Justice

L’apologie du terrorisme n’existe pas au sein d’un commissariat, selon le tribunal de Montargis

Poursuivi pour des propos douteux tenus dans un poste de police, un homme de 24 ans vient d'être relaxé du délit d'apologie du terrorisme. Seul des paroles prononcées dans un lieu public peuvent valoir condamnation, a rappelé le tribunal.

Il avait tenu des propos tendancieux sur les attentats de Charlie Hebdo au sein d’un poste de police. L’homme de 24 ans a cependant été relaxé du délit d’apologie du terrorisme, ses paroles n’ayant pas été prononcées en public, selon le président du tribunal de Montargis (Loiret).
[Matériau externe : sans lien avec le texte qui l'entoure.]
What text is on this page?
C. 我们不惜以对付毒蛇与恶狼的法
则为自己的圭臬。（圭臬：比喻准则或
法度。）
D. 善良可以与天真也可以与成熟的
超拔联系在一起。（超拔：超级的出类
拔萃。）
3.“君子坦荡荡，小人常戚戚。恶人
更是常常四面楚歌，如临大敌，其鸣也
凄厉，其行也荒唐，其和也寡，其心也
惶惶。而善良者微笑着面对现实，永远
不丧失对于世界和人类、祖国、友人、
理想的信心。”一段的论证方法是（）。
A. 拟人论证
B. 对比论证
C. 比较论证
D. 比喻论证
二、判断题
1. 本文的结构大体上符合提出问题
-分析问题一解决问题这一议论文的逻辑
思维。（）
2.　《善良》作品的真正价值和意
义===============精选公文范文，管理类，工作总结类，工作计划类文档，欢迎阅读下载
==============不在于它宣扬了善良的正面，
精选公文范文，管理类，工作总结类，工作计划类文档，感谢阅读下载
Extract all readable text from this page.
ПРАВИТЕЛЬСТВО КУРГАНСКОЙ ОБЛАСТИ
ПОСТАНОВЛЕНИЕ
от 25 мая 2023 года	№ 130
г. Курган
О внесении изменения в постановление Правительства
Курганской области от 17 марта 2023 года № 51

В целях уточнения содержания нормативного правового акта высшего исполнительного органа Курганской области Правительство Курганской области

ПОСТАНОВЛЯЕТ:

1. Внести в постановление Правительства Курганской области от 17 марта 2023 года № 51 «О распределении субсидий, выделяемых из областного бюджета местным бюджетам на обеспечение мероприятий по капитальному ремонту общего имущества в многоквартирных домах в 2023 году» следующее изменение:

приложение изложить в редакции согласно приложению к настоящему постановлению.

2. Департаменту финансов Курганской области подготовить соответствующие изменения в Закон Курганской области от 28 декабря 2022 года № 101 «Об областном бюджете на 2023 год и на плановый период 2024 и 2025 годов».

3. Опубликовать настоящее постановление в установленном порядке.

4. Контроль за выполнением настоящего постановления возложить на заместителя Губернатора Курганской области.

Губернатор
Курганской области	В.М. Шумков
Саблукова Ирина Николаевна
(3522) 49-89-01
Le 11 janvier, il est interpellé à la suite d’un contrôle routier. En possession de deux grammes de résines de cannabis, l’homme est conduit au commissariat de Montargis. Sur le chemin du poste, il lance aux policiers : « De toute façon, il y en aura d’autres, des attentats. » Trois jours plus tard, dans les couloirs du poste, il se montre beaucoup plus explicite : « La France soutient les juifs, mais vive la Palestine ! Les morts de Charlie Hebdo ne sont pas des vrais morts, les vrais morts ce sont les trois tués. »

Poursuivi pour apologie d’acte de terrorisme, le jeune homme vient d’être relaxé. Et pour cause : l’apologie du terrorisme est un « délit de presse ». Les propos doivent donc être tenus en public pour valoir condamnation, ce qui n’était pas le cas ici, selon le tribunal. Le prévenu a en revanche été condamné à 300 euros d’amende pour détention de stupéfiants.